Soil conditions and water rights and land history and mountain views and new food model visioning and lemon balm savoring and greenhouse wondering and driving and walking and bike path lusting and dinner dreaming. I spent the day running around the Roaring Fork and Crystal River valleys looking at land and talking with ranchers and learning this land and the people of it.
Friends, we’re ready.
Something shifted for me today about internalizing the fact that there are people who are aligned with the vision of The Guest House and prepared to manifest and enact that vision. There is a farm and there is a table ready and our work right now is about where it is and what we shall put on it.

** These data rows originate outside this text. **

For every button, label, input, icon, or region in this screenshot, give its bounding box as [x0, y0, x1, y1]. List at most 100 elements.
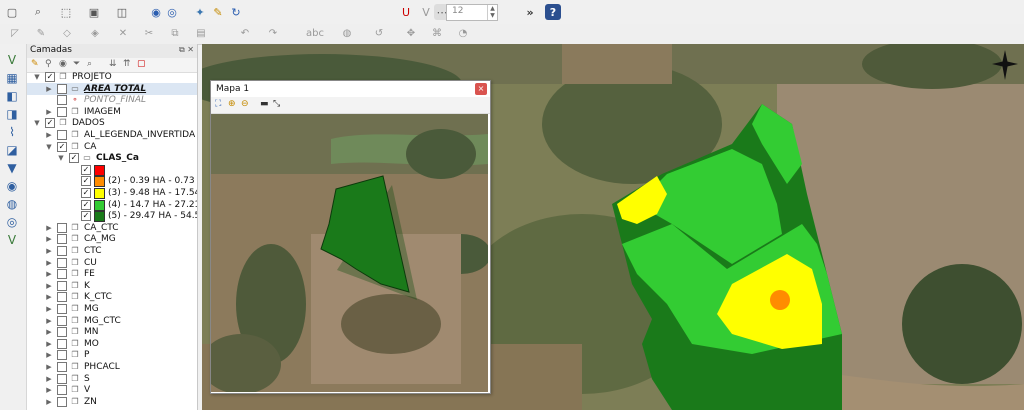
layer-tree-row[interactable]: ▶ ▭ AREA TOTAL — [27, 82, 197, 95]
expand-arrow-icon[interactable]: ▶ — [45, 106, 53, 118]
layer-tree-row[interactable]: ▶ ❐ CTC — [27, 245, 197, 257]
cut-icon[interactable]: ✂ — [142, 26, 156, 40]
identify-icon[interactable]: ▣ — [86, 4, 102, 20]
layer-tree-row[interactable]: ✓ (5) - 29.47 HA - 54.53 — [27, 210, 197, 223]
expand-arrow-icon[interactable]: ▶ — [45, 326, 53, 338]
measure-icon[interactable]: ◫ — [114, 4, 130, 20]
layer-visibility-checkbox[interactable] — [57, 292, 67, 303]
layer-tree-row[interactable]: ▶ ❐ MO — [27, 338, 197, 350]
expand-arrow-icon[interactable]: ▶ — [45, 257, 53, 269]
add-wcs-icon[interactable]: ◉ — [4, 178, 20, 194]
copy-icon[interactable]: ⧉ — [168, 26, 182, 40]
redo-icon[interactable]: ↷ — [266, 26, 280, 40]
new-layer-icon[interactable]: V — [4, 232, 20, 248]
layer-tree-row[interactable]: ▶ ❐ S — [27, 373, 197, 385]
sync-extent-icon[interactable]: ⤡ — [273, 99, 280, 109]
layer-visibility-checkbox[interactable] — [57, 234, 67, 245]
layer-visibility-checkbox[interactable] — [57, 385, 67, 396]
layer-visibility-checkbox[interactable]: ✓ — [45, 72, 55, 82]
vertex-tool-icon[interactable]: ◈ — [88, 26, 102, 40]
layer-visibility-checkbox[interactable] — [57, 327, 67, 338]
layer-tree-row[interactable]: ▶ ❐ FE — [27, 268, 197, 280]
expand-arrow-icon[interactable]: ▶ — [45, 338, 53, 350]
zoom-out-icon[interactable]: ⊖ — [241, 99, 249, 109]
layer-tree-row[interactable]: ▶ ❐ CA_CTC — [27, 222, 197, 234]
add-raster-icon[interactable]: ▦ — [4, 70, 20, 86]
layer-visibility-checkbox[interactable] — [57, 315, 67, 326]
layer-tree-row[interactable]: ▶ ❐ MN — [27, 326, 197, 338]
layer-tree-row[interactable]: ✓ (3) - 9.48 HA - 17.54 % — [27, 187, 197, 199]
layer-visibility-checkbox[interactable]: ✓ — [81, 164, 91, 175]
layer-tree-row[interactable]: ▶ ❐ CU — [27, 257, 197, 269]
panel-float-close-icon[interactable]: ⧉ ✕ — [179, 45, 194, 55]
globe-icon[interactable]: ◉ — [148, 4, 164, 20]
add-vector-icon[interactable]: V — [4, 52, 20, 68]
more-tools-button[interactable]: » — [522, 4, 538, 20]
label-icon[interactable]: abc — [306, 26, 324, 40]
layer-visibility-checkbox[interactable]: ✓ — [81, 176, 91, 187]
undo-icon[interactable]: ↶ — [238, 26, 252, 40]
expand-arrow-icon[interactable]: ▶ — [45, 280, 53, 292]
collapse-arrow-icon[interactable]: ▼ — [33, 71, 41, 83]
layer-visibility-checkbox[interactable] — [57, 257, 67, 268]
expand-arrow-icon[interactable]: ▶ — [45, 373, 53, 385]
layer-visibility-checkbox[interactable] — [57, 130, 67, 140]
layer-tree-row[interactable]: ▶ ❐ MG — [27, 303, 197, 315]
label-change-icon[interactable]: ⌘ — [430, 26, 444, 40]
new-project-icon[interactable]: ▢ — [4, 4, 20, 20]
edit-pencil-icon[interactable]: ✎ — [210, 4, 226, 20]
expand-arrow-icon[interactable]: ▶ — [45, 268, 53, 280]
layer-tree-row[interactable]: ▶ ❐ P — [27, 349, 197, 361]
delete-icon[interactable]: ✕ — [116, 26, 130, 40]
layer-visibility-checkbox[interactable] — [57, 95, 67, 106]
layer-tree-row[interactable]: ▶ ❐ V — [27, 384, 197, 396]
magnet-icon[interactable]: U — [398, 4, 414, 20]
layer-visibility-checkbox[interactable] — [57, 350, 67, 361]
zoom-in-icon[interactable]: ⊕ — [228, 99, 236, 109]
layer-tree-row[interactable]: ▶ ❐ CA_MG — [27, 233, 197, 245]
map-view-close-button[interactable]: × — [475, 83, 487, 95]
save-edits-icon[interactable]: ✎ — [34, 26, 48, 40]
toggle-edit-icon[interactable]: ◸ — [8, 26, 22, 40]
layer-visibility-checkbox[interactable] — [57, 106, 67, 117]
add-wfs-icon[interactable]: ◍ — [4, 196, 20, 212]
expand-arrow-icon[interactable]: ▶ — [45, 245, 53, 257]
filter-menu-icon[interactable]: ⌕ — [87, 59, 92, 69]
diagram-icon[interactable]: ◔ — [456, 26, 470, 40]
expand-arrow-icon[interactable]: ▶ — [45, 233, 53, 245]
python-icon[interactable]: ✦ — [192, 4, 208, 20]
expand-all-icon[interactable]: ⇊ — [109, 59, 117, 69]
spin-arrows[interactable]: ▲ ▼ — [487, 5, 497, 20]
layer-tree-row[interactable]: ✓ (2) - 0.39 HA - 0.73 % — [27, 175, 197, 188]
collapse-arrow-icon[interactable]: ▼ — [57, 152, 65, 164]
font-size-spinbox[interactable]: 12 ▲ ▼ — [446, 4, 498, 21]
layer-visibility-checkbox[interactable]: ✓ — [69, 153, 79, 164]
layer-visibility-checkbox[interactable]: ✓ — [81, 188, 91, 198]
collapse-arrow-icon[interactable]: ▼ — [33, 117, 41, 129]
add-oracle-icon[interactable]: ◪ — [4, 142, 20, 158]
add-feature-icon[interactable]: ◇ — [60, 26, 74, 40]
layer-visibility-checkbox[interactable] — [57, 373, 67, 384]
remove-layer-icon[interactable]: ▢ — [137, 59, 146, 69]
add-mssql-icon[interactable]: ⌇ — [4, 124, 20, 140]
zoom-full-icon[interactable]: ⛶ — [215, 99, 221, 109]
label-pin-icon[interactable]: ◍ — [340, 26, 354, 40]
layer-visibility-checkbox[interactable] — [57, 222, 67, 233]
expand-arrow-icon[interactable]: ▶ — [45, 349, 53, 361]
layer-visibility-checkbox[interactable] — [57, 269, 67, 280]
globe-settings-icon[interactable]: ◎ — [164, 4, 180, 20]
expand-arrow-icon[interactable]: ▶ — [45, 222, 53, 234]
zoom-icon[interactable]: ⌕ — [30, 4, 46, 20]
layer-visibility-checkbox[interactable]: ✓ — [81, 199, 91, 210]
layer-visibility-checkbox[interactable]: ✓ — [45, 118, 55, 129]
digitize-icon[interactable]: V — [418, 4, 434, 20]
paste-icon[interactable]: ▤ — [194, 26, 208, 40]
collapse-arrow-icon[interactable]: ▼ — [45, 141, 53, 153]
expand-arrow-icon[interactable]: ▶ — [45, 83, 53, 95]
view-settings-icon[interactable]: ▬ — [260, 99, 269, 109]
layer-tree-row[interactable]: ▼ ✓ ❐ CA — [27, 141, 197, 153]
layer-visibility-checkbox[interactable] — [57, 246, 67, 256]
layer-visibility-checkbox[interactable] — [57, 396, 67, 407]
map-view-canvas[interactable] — [201, 114, 491, 394]
layer-tree-row[interactable]: ✓ — [27, 164, 197, 176]
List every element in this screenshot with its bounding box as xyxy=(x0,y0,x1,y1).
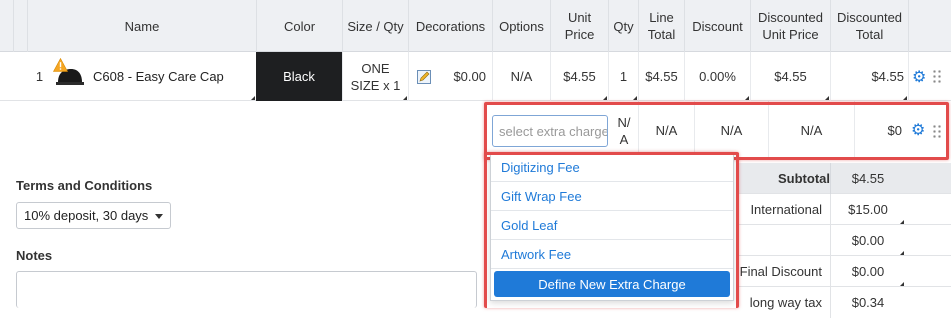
header-unit-price[interactable]: Unit Price xyxy=(550,0,608,52)
unit-price-cell[interactable]: $4.55 xyxy=(550,52,608,101)
warning-icon xyxy=(52,57,69,72)
drag-handle-icon[interactable] xyxy=(932,69,942,83)
edit-decoration-icon[interactable] xyxy=(417,69,431,84)
notes-label: Notes xyxy=(16,248,53,263)
row-actions: ⚙ xyxy=(908,52,951,101)
size-line-1: ONE xyxy=(361,60,390,76)
tax-label: long way tax xyxy=(749,295,822,310)
product-name[interactable]: C608 - Easy Care Cap xyxy=(87,52,256,101)
header-options[interactable]: Options xyxy=(492,0,550,52)
header-col-blank-2 xyxy=(13,0,27,52)
gear-icon[interactable]: ⚙ xyxy=(912,67,926,87)
header-discounted-unit-price[interactable]: Discounted Unit Price xyxy=(750,0,830,52)
summary-row-final-discount: Final Discount $0.00 xyxy=(736,256,951,287)
chevron-down-icon xyxy=(155,214,163,219)
final-discount-value[interactable]: $0.00 xyxy=(830,256,905,287)
international-label: International xyxy=(750,202,822,217)
highlight-box-dropdown xyxy=(484,152,739,308)
notes-textarea[interactable] xyxy=(16,271,477,308)
blank-value[interactable]: $0.00 xyxy=(830,225,905,256)
header-qty[interactable]: Qty xyxy=(608,0,638,52)
international-value[interactable]: $15.00 xyxy=(830,194,905,225)
discounted-total-cell[interactable]: $4.55 xyxy=(830,52,908,101)
header-name[interactable]: Name xyxy=(27,0,256,52)
header-line-total[interactable]: Line Total xyxy=(638,0,684,52)
final-discount-label: Final Discount xyxy=(739,264,822,279)
qty-cell[interactable]: 1 xyxy=(608,52,638,101)
decorations-price: $0.00 xyxy=(453,69,486,84)
color-swatch[interactable]: Black xyxy=(256,52,342,101)
discount-cell[interactable]: 0.00% xyxy=(684,52,750,101)
row-index: 1 xyxy=(35,69,44,84)
summary-table: Subtotal $4.55 International $15.00 $0.0… xyxy=(736,163,951,318)
decorations-cell[interactable]: $0.00 xyxy=(408,52,492,101)
discounted-unit-price-cell[interactable]: $4.55 xyxy=(750,52,830,101)
header-size-qty[interactable]: Size / Qty xyxy=(342,0,408,52)
subtotal-label: Subtotal xyxy=(778,171,830,186)
header-discount[interactable]: Discount xyxy=(684,0,750,52)
summary-row-subtotal: Subtotal $4.55 xyxy=(736,163,951,194)
summary-row-tax: long way tax $0.34 xyxy=(736,287,951,318)
tax-value: $0.34 xyxy=(830,287,905,318)
size-qty-cell[interactable]: ONE SIZE x 1 xyxy=(342,52,408,101)
header-color[interactable]: Color xyxy=(256,0,342,52)
row-blank xyxy=(0,52,27,101)
table-row[interactable]: 1 C608 - Easy Care Cap Black ONE SIZE x … xyxy=(0,52,951,101)
size-line-2: SIZE x 1 xyxy=(350,77,401,93)
options-cell[interactable]: N/A xyxy=(492,52,550,101)
terms-select[interactable]: 10% deposit, 30 days xyxy=(16,202,171,229)
terms-selected-value: 10% deposit, 30 days xyxy=(24,208,149,223)
header-actions xyxy=(908,0,951,52)
header-decorations[interactable]: Decorations xyxy=(408,0,492,52)
summary-row-international: International $15.00 xyxy=(736,194,951,225)
header-col-blank-1 xyxy=(0,0,13,52)
subtotal-value: $4.55 xyxy=(830,163,905,194)
terms-label: Terms and Conditions xyxy=(16,178,153,193)
line-total-cell: $4.55 xyxy=(638,52,684,101)
summary-row-blank: $0.00 xyxy=(736,225,951,256)
header-discounted-total[interactable]: Discounted Total xyxy=(830,0,908,52)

And it got me thinking….a lot about land and table and even the language we are using right now about the connection of our food and land. Jason – a rancher in the valley – and I were talking today about how this innovative model we are envisioning is actually the old model – one in which our table was intimately connected with our farm which meant that in cold seasons we ate boiled potatoes and dried meat for several weeks out of the winter. A table in which we only ate food that was actually able to grow on our land, in our climate. We’ve learned a lot about food and cooking and preserving and fermenting in the last one hundred years which makes us more capable of serving a varied, beautiful table even in the winter months. But we say the phrase “farm to table” still a bit too easily. Its been a growing step for us all for sure – a moment of coming back from an ongoing cycle of industrialized food in which eating food that comes from a place that we can actually name and locate on a map is a revolutionary act. But we’re never content to stop asking questions, the next question, the new wonder about our world and how we can do better by it.
And the next questions I’m asking are Whose farm? And Whose table?
Which farmer grew that sorrel and how did he end up on that land? what was the history of that land before she landed there? How far back has someone been cultivating it and what was it before then? What makes it possible legally and financially for it to be a food producing plot now? What makes it hard? And where is that table? Who built that table and who is invited to it? Is it in a home or in a restaurant and if in a restaurant, why have they chosen farms over industrialized producers? What is the inspiration for joy at that table? And who serves it? What are people excited about as they come to that table? Who are they with and what are they celebrating?
Maybe these are too many questions for dinner. Certainly more than I asked before I sat down this evening with my lovely friends and wine. But this is where we’re heading. We’re hungry for more than just calories. We’re hungry for compelling ways of living in this world and relating to this land and caring for each other. And we’re setting that table.